March 26, 2020
Osprey with trout, January 26, 2020, 9:30 am
Osprey with trout, January 26, 2020, 9:30 am
Like most of us, you probably remember exactly where you were and what you were doing when ---------------------------- (fill in your own personal event blank) occurred.  And if you’re a birder, the friends you were with and the birds you saw may trigger that memory or be triggered by it.

Partly because my involvement in athletics has been lifelong and predates my becoming a birder by a couple decades, none of the four memorable inflection points in my life prior to this year involved birds.  JFK, the Miracle on Ice, Magic’s HIV announcement, and 9/11.  Those were my four, and I was either in school or at work when each of these events went down.

That all changed on January 26 of this year.  I was out birding, camera in hand, when the fifth occurred.  As is often the case with life altering events, the day was both dramatic and eerie.  It began with a memorable bird sighting and ended with a first for me in my so-called career as a bird photographer.

For years I had envisioned being in the right place at the right time to photograph an Osprey flying by, fish in talons, close enough to photograph well.  Though I have seen enough such images that it has become a photo cliché and now people capture it with their cell phones, it was not until a couple years ago that I managed to witness my first successful Osprey strike with camera in hand.

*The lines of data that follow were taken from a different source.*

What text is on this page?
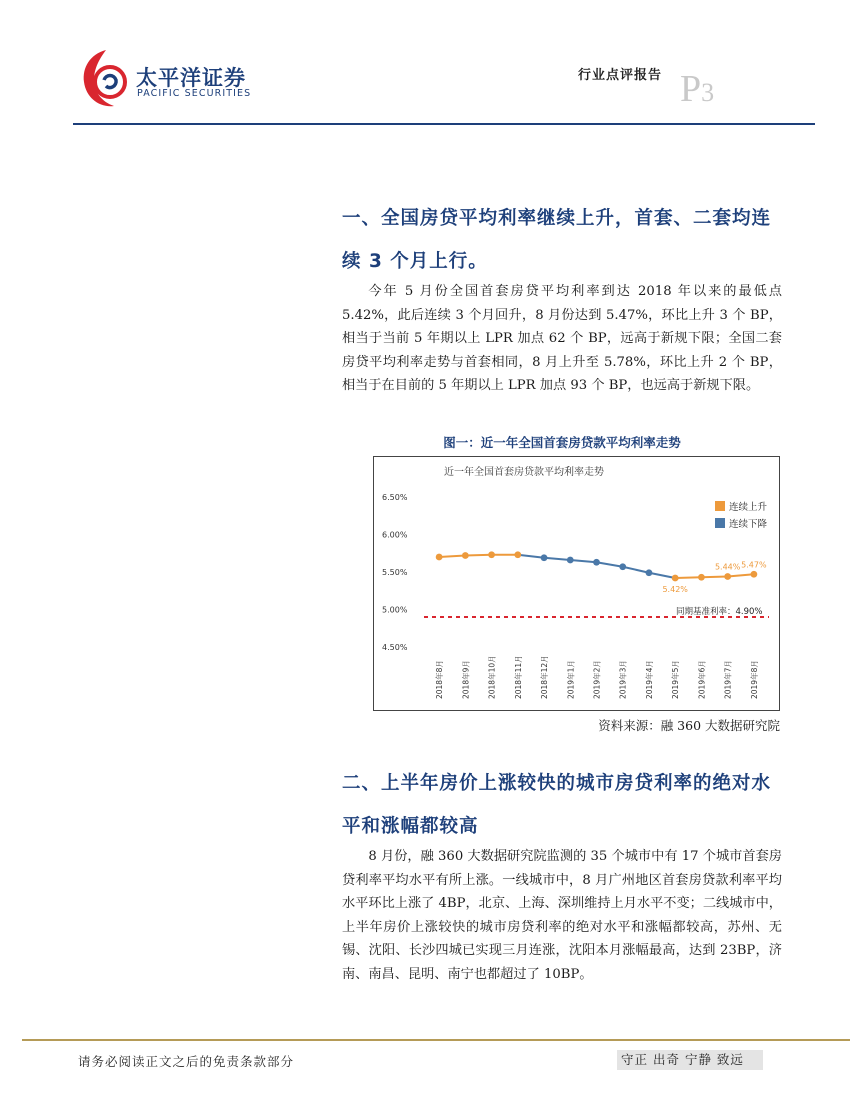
太平洋证券
PACIFIC SECURITIES
行业点评报告 P3
一、全国房贷平均利率继续上升，首套、二套均连
续 3 个月上行。

今年 5 月份全国首套房贷平均利率到达 2018 年以来的最低点 5.42%，此后连续 3 个月回升，8 月份达到 5.47%，环比上升 3 个 BP，相当于当前 5 年期以上 LPR 加点 62 个 BP，远高于新规下限；全国二套房贷平均利率走势与首套相同，8 月上升至 5.78%，环比上升 2 个 BP，相当于在目前的 5 年期以上 LPR 加点 93 个 BP，也远高于新规下限。

图一：近一年全国首套房贷款平均利率走势
近一年全国首套房贷款平均利率走势
4.50%
5.00%
5.50%
6.00%
6.50%
同期基准利率：4.90%
5.42%
5.44% 5.47%
2018年8月 2018年9月 2018年10月 2018年11月 2018年12月 2019年1月 2019年2月 2019年3月 2019年4月 2019年5月 2019年6月 2019年7月 2019年8月
连续上升
连续下降
资料来源：融 360 大数据研究院
二、上半年房价上涨较快的城市房贷利率的绝对水
平和涨幅都较高

8 月份，融 360 大数据研究院监测的 35 个城市中有 17 个城市首套房贷利率平均水平有所上涨。一线城市中，8 月广州地区首套房贷款利率平均水平环比上涨了 4BP，北京、上海、深圳维持上月水平不变；二线城市中，上半年房价上涨较快的城市房贷利率的绝对水平和涨幅都较高，苏州、无锡、沈阳、长沙四城已实现三月连涨，沈阳本月涨幅最高，达到 23BP，济南、南昌、昆明、南宁也都超过了 10BP。

请务必阅读正文之后的免责条款部分	守正 出奇 宁静 致远
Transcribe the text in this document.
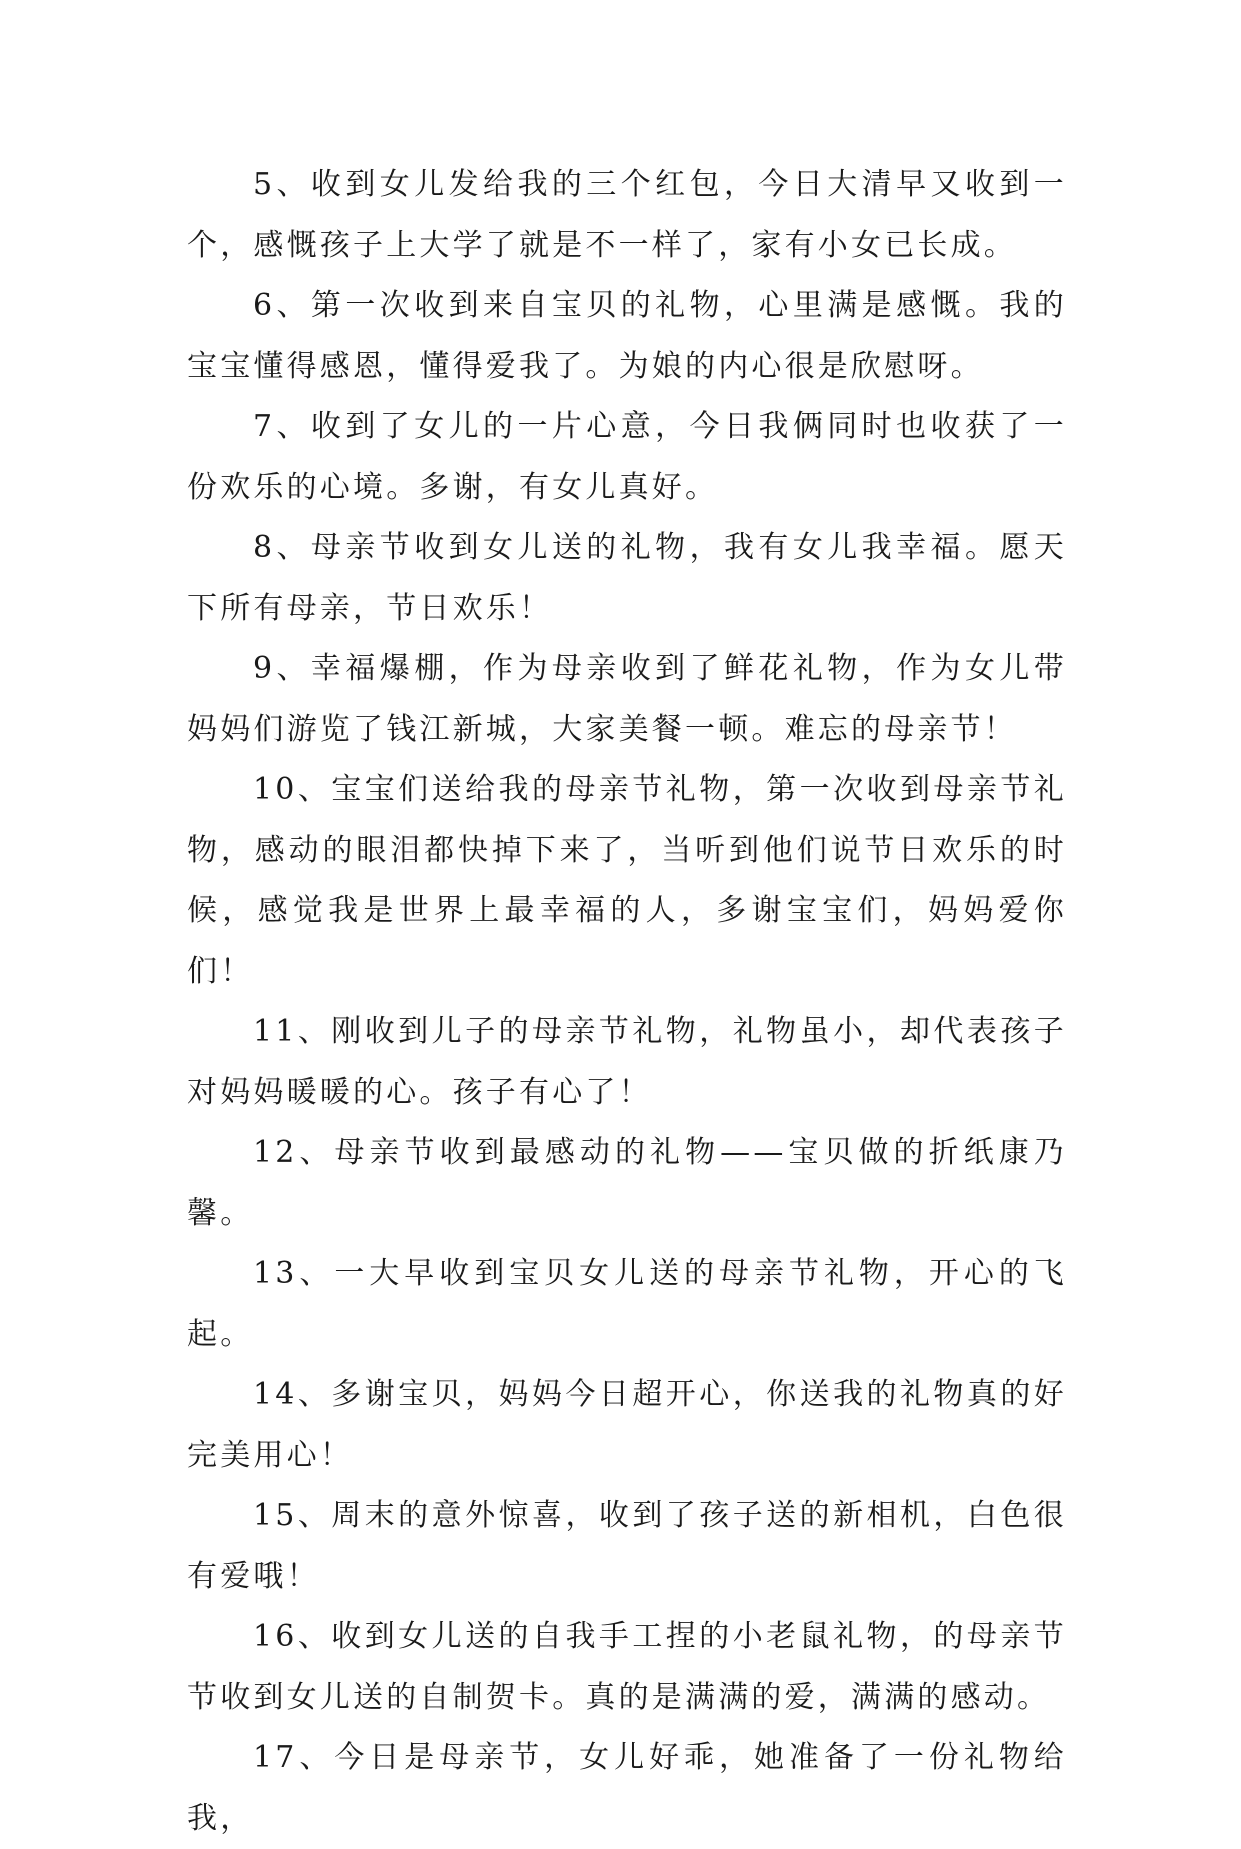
5、收到女儿发给我的三个红包，今日大清早又收到一个，感慨孩子上大学了就是不一样了，家有小女已长成。

6、第一次收到来自宝贝的礼物，心里满是感慨。我的宝宝懂得感恩，懂得爱我了。为娘的内心很是欣慰呀。

7、收到了女儿的一片心意，今日我俩同时也收获了一份欢乐的心境。多谢，有女儿真好。

8、母亲节收到女儿送的礼物，我有女儿我幸福。愿天下所有母亲，节日欢乐！

9、幸福爆棚，作为母亲收到了鲜花礼物，作为女儿带妈妈们游览了钱江新城，大家美餐一顿。难忘的母亲节！

10、宝宝们送给我的母亲节礼物，第一次收到母亲节礼物，感动的眼泪都快掉下来了，当听到他们说节日欢乐的时候，感觉我是世界上最幸福的人，多谢宝宝们，妈妈爱你们！

11、刚收到儿子的母亲节礼物，礼物虽小，却代表孩子对妈妈暖暖的心。孩子有心了！

12、母亲节收到最感动的礼物——宝贝做的折纸康乃馨。

13、一大早收到宝贝女儿送的母亲节礼物，开心的飞起。

14、多谢宝贝，妈妈今日超开心，你送我的礼物真的好完美用心！

15、周末的意外惊喜，收到了孩子送的新相机，白色很有爱哦！

16、收到女儿送的自我手工捏的小老鼠礼物，的母亲节节收到女儿送的自制贺卡。真的是满满的爱，满满的感动。

17、今日是母亲节，女儿好乖，她准备了一份礼物给我，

Only the birding gods know the lengths to which I’d gone to make this happen—a boat trip through the coastal waters of Florida, calls to various park departments to get stocking schedules at local fishing ponds, numerous day-long stake-outs at those ponds.  Nothing.  And part of the fascination, of course, is the Osprey’s evolutionary intuition to transfer the fish, for transport after capture, to a head forward position in its talons so the flapping fish tail creates less drag in the wind.

January 26 dawned crisp and clear.  I was at my local patch at sunup, camera in hand, looking for whatever might happen in front of the lens, but I had Osprey on my mind.  I had seen three at one time the previous day, all patrolling the three fishing ponds but leaving without a strike.  Though I had never witnessed an actual strike at the middle pond, I was hanging out there thinking it more efficient than being stuck at the top or bottom pond if Ospreys flew in.

The first Osprey came from the direction of the river.  I glanced at my watch, force of habit, 9:15.  It circled the lower pond for fifteen minutes, passed over me to the upper pond, then drifted back to the first one where I had seen several strikes over the years.  Finally, apparently spotting something, it dove behind intervening trees.  Muttering to myself, I decided to stay put and hope if successful the bird would gain altitude into the east wind bringing it past my position.

It came up empty, inexplicably flew straight over to my pond, took one look, and dove right in front of a family illegally throwing stale bread to the ducks.  Right across from my position!  Totally submerged, thrashing, wings flailing , throwing water everywhere, it struggled up and got airborne with a large trout, shrug preened, and passed before me, directly intersecting the line from sun to camera to bird, as in my dreams, while I machine gunned the shutter, 9:30.  Across from me the awestruck family was yelling and pointing.  I was smiling inside and out.

I lingered around for an hour or so, but no more Ospreys came.  Knowing lightning never strikes twice, I headed around the arm of the pond toward my car, heard my phone ring, couldn’t dig it out of my pocket before it went silent, then stopped in the shade to glance at its message, 10:30.  A Sikorsky helicopter had gone down in fog in southern California, Kobe and Gianna aboard.

Stunned, as we all were because famous people, whether or not we’re emotionally invested in their lives, never die so young and tragically, I clicked around seeking more news of the crash, my back to the last narrow inlet next to the parking lot.  Suddenly I heard a loud splash so close I jumped and nearly dropped the camera and phone.  Whirling around I saw an Osprey, not ten yards from me, emerging with a fish.

Lightning had struck, not twice, but three times as it were!  I’ll never forget the day, the time, where I was, what I was doing and, as a lifelong athlete, the gamut of emotions coursing through my body.